In all, Lowry’s 2008 compensation was $2.7 million. That included $764,000 in retention bonuses since 2004 that accumulated with interest that he hadn’t collected. MoMA disclosed the bonuses in previous returns.
Government Support
MoMA is the seventh-largest U.S. museum by budget. As a private non-profit organization, it received $281,000 in government support toward its $160 million operating budget, according to a financial disclosure. The Metropolitan Museum, based in a New York City-owned building, received about $35 million in government funds in the year ending in June 2008. The Met paid Philippe de Montebello, its outgoing director, $818,935, up 7 percent from the year earlier.
At the J. Paul Getty Trust, President and Chief Executive Officer James Wood -- who joined in early 2007 --made $1.1 million in the year ending in June 2008. Last month, it increased its daily parking fee 50 percent to $15 to cope with its declining endowment. Wood also took a 6 percent pay cut and the Getty Center began free parking on Saturday nights and at weekday evening events.
The Art Institute of Chicago compensated President James Cuno $626,175, up 46 percent. Boston’s Museum of Fine Arts paid Director Malcolm Rogers $719,621, up 23 percent.
Too Noisy
The increased popularity of MoMA under Lowry hasn’t pleased everyone. “There’s never a quiet moment,” said Frank Stella, the 73-year-old American artist, speaking at a packed opening last month for a retrospective of designer Ron Arad.
Stella said the gradual expansion of the museum to artists such as Arad -- who works in various media -- has de-emphasized painting, sculpture and architecture.
“That was the focus of the museum,” Stella said. “Now it’s just a couple of floors in the department store.”
Stella said he nonetheless admires Lowry’s leadership. In the past year, as the Met and others cut staff to compensate for dwindling endowments, MoMA said it avoided both layoffs and a deficit.

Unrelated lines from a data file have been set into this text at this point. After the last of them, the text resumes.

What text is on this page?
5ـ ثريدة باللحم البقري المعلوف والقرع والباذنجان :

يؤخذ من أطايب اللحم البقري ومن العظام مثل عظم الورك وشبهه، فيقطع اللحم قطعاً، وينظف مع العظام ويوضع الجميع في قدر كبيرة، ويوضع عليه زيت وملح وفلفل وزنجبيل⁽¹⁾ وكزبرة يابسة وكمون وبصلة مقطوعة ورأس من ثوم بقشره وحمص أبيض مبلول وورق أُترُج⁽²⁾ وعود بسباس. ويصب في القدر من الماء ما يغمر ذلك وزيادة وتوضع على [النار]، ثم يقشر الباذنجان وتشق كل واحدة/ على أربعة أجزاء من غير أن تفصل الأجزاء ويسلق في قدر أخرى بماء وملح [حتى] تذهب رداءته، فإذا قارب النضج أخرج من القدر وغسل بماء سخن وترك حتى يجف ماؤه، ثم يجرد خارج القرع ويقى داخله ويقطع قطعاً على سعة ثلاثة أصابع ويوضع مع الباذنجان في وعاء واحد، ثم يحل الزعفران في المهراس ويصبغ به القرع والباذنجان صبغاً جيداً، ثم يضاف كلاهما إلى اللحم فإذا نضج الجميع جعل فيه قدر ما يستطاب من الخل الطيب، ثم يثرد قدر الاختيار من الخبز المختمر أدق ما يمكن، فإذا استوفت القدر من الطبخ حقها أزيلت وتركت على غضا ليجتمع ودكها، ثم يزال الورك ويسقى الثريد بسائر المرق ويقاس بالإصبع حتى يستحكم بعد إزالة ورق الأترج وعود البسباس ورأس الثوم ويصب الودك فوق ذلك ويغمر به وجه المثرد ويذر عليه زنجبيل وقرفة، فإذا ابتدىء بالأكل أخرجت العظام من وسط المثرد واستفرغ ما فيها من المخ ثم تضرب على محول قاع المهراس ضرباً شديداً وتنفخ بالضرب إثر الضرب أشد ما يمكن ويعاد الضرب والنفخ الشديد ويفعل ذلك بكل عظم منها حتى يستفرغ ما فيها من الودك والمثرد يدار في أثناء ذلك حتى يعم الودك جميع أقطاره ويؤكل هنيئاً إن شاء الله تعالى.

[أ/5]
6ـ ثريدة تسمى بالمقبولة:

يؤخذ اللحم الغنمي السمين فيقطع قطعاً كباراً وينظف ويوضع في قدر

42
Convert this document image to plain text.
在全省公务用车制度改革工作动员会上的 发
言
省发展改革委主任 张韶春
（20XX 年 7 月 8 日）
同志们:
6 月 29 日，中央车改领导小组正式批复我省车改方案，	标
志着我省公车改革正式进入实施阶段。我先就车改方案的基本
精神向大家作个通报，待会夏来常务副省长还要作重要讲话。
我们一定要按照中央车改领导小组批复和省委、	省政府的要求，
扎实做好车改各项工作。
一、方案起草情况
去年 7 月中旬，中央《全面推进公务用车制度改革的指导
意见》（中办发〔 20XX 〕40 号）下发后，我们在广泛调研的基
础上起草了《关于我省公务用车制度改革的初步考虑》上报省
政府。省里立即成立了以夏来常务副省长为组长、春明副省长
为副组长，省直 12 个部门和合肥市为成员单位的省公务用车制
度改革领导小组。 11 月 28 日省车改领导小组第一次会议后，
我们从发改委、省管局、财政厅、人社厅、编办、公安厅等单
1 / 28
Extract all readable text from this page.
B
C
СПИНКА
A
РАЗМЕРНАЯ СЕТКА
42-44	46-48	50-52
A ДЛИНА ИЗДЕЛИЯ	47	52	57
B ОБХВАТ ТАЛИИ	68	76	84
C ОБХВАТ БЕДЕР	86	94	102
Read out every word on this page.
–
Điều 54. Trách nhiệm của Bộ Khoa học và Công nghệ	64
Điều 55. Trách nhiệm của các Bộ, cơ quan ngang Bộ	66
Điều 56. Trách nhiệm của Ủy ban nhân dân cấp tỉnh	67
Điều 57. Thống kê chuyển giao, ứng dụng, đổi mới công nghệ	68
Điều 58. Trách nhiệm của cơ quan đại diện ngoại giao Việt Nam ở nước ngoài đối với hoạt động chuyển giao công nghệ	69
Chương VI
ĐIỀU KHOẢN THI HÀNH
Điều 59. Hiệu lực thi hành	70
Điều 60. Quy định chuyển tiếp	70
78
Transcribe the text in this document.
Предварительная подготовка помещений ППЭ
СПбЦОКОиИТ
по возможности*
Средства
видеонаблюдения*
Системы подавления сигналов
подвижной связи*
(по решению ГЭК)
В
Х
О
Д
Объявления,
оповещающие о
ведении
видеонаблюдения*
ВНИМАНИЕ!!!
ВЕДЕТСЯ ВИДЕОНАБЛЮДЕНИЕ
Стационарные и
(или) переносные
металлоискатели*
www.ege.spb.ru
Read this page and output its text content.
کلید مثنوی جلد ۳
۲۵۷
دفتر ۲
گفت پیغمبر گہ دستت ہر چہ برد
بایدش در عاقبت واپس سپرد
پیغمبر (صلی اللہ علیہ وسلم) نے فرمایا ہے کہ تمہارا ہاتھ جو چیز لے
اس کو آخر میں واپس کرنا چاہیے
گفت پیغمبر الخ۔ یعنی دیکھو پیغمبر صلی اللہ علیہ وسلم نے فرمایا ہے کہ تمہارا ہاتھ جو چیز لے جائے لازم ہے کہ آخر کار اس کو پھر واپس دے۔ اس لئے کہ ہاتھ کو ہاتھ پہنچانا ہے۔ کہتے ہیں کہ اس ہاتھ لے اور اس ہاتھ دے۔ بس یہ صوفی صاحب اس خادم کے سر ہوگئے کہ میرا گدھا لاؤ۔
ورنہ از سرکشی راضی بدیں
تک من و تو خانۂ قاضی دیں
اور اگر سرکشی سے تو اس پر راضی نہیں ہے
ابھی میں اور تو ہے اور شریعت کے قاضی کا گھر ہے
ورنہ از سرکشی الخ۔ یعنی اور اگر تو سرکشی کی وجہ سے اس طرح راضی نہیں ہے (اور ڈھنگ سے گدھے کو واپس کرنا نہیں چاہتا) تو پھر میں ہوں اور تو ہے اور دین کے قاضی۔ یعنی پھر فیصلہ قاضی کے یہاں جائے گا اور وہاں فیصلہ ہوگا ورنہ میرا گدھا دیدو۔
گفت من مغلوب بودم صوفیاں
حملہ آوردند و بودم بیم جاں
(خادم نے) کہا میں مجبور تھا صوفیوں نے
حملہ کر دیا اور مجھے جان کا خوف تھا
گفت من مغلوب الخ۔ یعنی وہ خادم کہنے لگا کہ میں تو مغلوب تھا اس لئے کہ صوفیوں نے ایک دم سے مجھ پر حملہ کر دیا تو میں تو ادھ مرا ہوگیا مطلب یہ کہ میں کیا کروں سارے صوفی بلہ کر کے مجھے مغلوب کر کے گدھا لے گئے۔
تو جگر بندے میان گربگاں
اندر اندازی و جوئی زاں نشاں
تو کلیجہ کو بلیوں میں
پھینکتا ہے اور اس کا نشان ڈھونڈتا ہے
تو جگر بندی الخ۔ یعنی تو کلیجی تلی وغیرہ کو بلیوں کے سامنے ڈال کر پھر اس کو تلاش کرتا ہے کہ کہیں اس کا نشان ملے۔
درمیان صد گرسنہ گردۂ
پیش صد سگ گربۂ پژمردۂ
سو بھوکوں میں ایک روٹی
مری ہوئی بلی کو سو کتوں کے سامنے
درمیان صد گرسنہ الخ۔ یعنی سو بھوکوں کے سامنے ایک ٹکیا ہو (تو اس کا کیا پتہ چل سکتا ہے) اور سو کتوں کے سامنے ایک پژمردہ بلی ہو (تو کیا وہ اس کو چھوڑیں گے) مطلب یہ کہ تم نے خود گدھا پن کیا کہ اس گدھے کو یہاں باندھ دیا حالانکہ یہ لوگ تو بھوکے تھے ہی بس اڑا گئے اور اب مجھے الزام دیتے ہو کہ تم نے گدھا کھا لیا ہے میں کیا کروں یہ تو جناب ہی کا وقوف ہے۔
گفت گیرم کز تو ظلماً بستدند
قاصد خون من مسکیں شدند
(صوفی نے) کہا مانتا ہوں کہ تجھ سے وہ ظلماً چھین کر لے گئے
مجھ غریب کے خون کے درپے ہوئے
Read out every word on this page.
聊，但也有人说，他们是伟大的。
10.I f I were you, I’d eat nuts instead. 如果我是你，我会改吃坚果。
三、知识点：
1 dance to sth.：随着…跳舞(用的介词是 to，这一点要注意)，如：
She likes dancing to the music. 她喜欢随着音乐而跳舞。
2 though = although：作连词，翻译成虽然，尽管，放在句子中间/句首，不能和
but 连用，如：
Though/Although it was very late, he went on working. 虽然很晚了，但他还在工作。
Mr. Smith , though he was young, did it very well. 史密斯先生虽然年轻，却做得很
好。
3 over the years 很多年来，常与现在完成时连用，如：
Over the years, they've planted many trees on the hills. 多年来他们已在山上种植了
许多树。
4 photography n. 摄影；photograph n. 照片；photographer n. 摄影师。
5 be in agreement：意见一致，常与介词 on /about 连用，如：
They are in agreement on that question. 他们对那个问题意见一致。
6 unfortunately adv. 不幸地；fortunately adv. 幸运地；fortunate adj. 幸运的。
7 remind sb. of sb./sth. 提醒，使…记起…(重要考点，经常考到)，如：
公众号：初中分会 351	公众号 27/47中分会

Said Broad: “At a time when other museums are having all kinds of problems, he has control over that budget.”
Chief Operating Officer James Gara, also listed as assistant treasurer, made $758,074, up 17 percent in the year ending in June 2008. Patty Lipshutz, general counsel since 1998, saw her compensation increase 5 percent, to $357,600.
Jason Klein, the chief investment officer until he left for a job at the Memorial Sloan-Kettering Cancer Center, made $867,549, up 28 percent. He oversaw a portfolio that declined 2.4 percent from the previous year, to $718 million as of June 30, 2008, according to the museum. (The Standard & Poor’s 500 stock Index lost about 13 percent in the same period.)
Beginning last month, the museum said it instituted a pay freeze for staff earning below $150,000 a year. For those earning more than $150,000, there are reductions of 2 percent to 10 percent on a sliding scale, “with the director taking the largest percentage cut,” according to the museum.